Na mesma ordem de ideias, há também o problema da assistência aos vossos fiéis fora das vossas Eparquias. Por um lado, o meu inolvidável predecessor João Paulo I, no seu breve pontificado, teve a oportunidade e alegria de poder nomear o Arcebispo Antony Padiyara Visitador Apostólico para os fiéis malabares, que vivem em várias regiões da índia fora dos territórios da jurisdição oriental. O Arcebispo esforçou-se com exemplar solicitude por desempenhar o cargo a ele confiado, e eu desejo exprimir-lhe a minha gratidão diante de vós.

Envolvidos também, por outro lado, nesta questão, encontram-se o Representante Papal na Índia e os Ordinários Latinos dos lugares onde estes fiéis malabares estão vivendo. Posso assegurar-vos que serão tornados acessíveis a estes fiéis todos os auxílios que as leis da Igreja prevêem, especialmente as prescrições, que vós mesmos citastes, do Decreto Christus Dominus. Bem sabido é como, depois do Concílio, a Igreja quis rever a Constituição Apostólica Exsul Familia, e o meu predecessor Paulo VI em Pastoralis Migratorum Cura não omitiu nenhum esforço para colocar todas as ajudas espirituais à disposição dos emigrantes. O comum interesse dos Bispos dos locais de origem dos emigrantes, e dos Bispos das novas residências deles, requer harmonia de relações e espírito de fraternal colaboração.
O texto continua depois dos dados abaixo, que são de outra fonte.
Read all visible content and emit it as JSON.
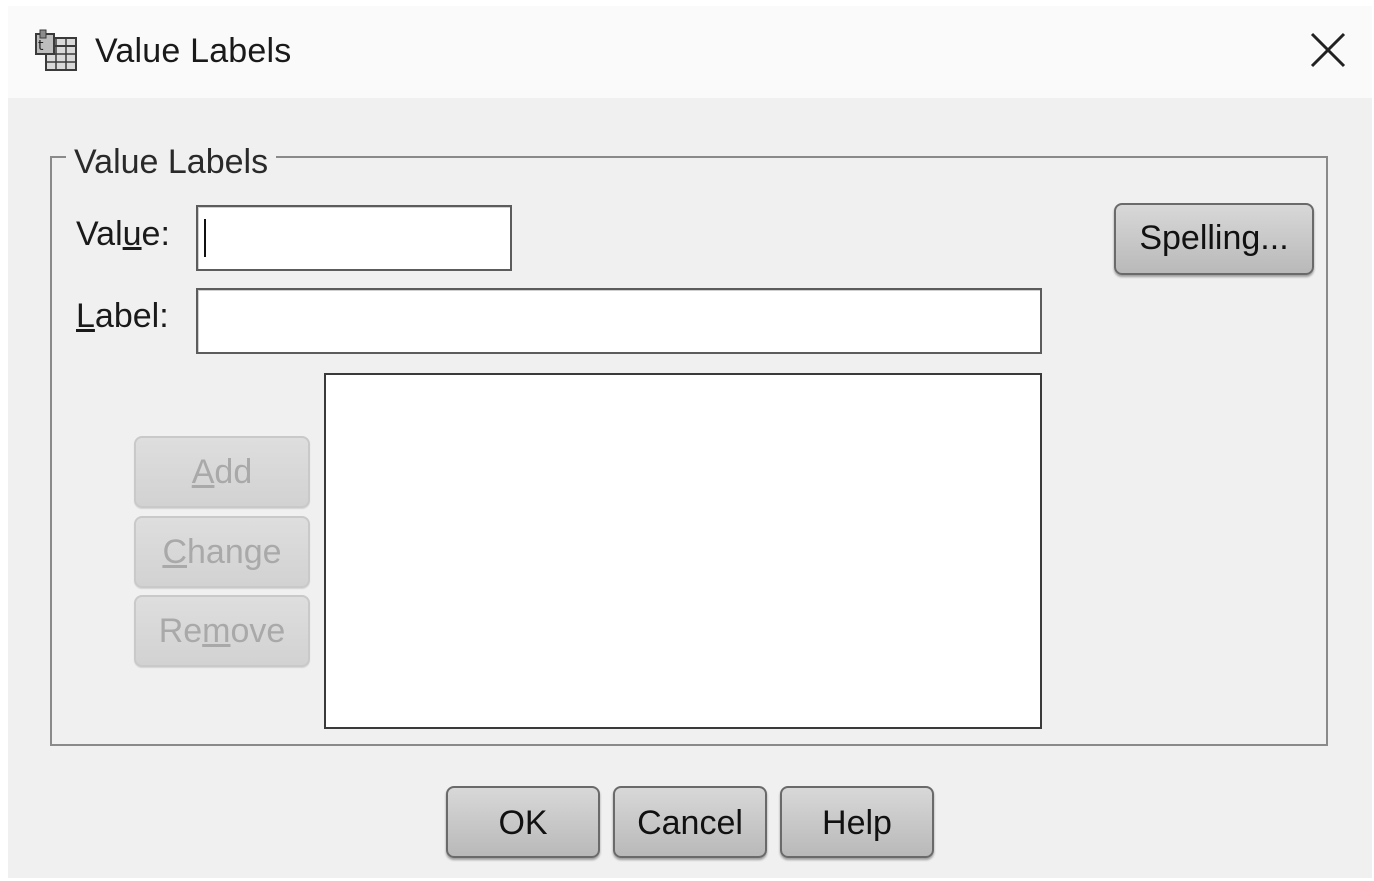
{
  "window": {
    "title": "Value Labels",
    "icon": "spss-table-icon",
    "close_icon": "close-icon"
  },
  "group": {
    "legend": "Value Labels"
  },
  "fields": {
    "value": {
      "label_pre": "Val",
      "label_mnemonic": "u",
      "label_post": "e:",
      "value": ""
    },
    "label": {
      "label_pre": "",
      "label_mnemonic": "L",
      "label_post": "abel:",
      "value": ""
    }
  },
  "list": {
    "items": []
  },
  "side_buttons": {
    "add": {
      "pre": "",
      "mnemonic": "A",
      "post": "dd",
      "enabled": false
    },
    "change": {
      "pre": "",
      "mnemonic": "C",
      "post": "hange",
      "enabled": false
    },
    "remove": {
      "pre": "Re",
      "mnemonic": "m",
      "post": "ove",
      "enabled": false
    }
  },
  "spelling_button": {
    "label": "Spelling..."
  },
  "footer_buttons": {
    "ok": "OK",
    "cancel": "Cancel",
    "help": "Help"
  },
  "colors": {
    "dialog_bg": "#f0f0f0",
    "titlebar_bg": "#fafafa",
    "button_face": "#c8c8c8",
    "disabled_text": "#a9a9a9"
  }
}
É o meu mais sério desejo, e a minha convicção, que as Conferências Episcopais quer da Índia, quer regionais, encontrem maneira de desenvolver o modo justo de prover a esta necessidade.

Neste esforço para ajudar os fiéis mais necessitadas, quer espiritual quer materialmente, os Bispos do Malabar encontrarão na Santa Sé sincera ajuda e força animadora, que, numa perspectiva eclesial que abarca, as necessidades das Igrejas particulares e o bem comum de toda a Igreja, procura criar um clima de conhecimento mútuo e de estima entre todo o povo, especialmente entre os fiéis de diferentes raças, nações e ritos.

Desejaria acrescentar ainda uma palavra a respeito das vossas Eparquias. Não estou só a pensar na vossa Igreja em função de números, estatísticas e actividades proeminentes de cada uma das vossas Eparquias, mas estou a contemplar a rica vida espiritual que existe nelas.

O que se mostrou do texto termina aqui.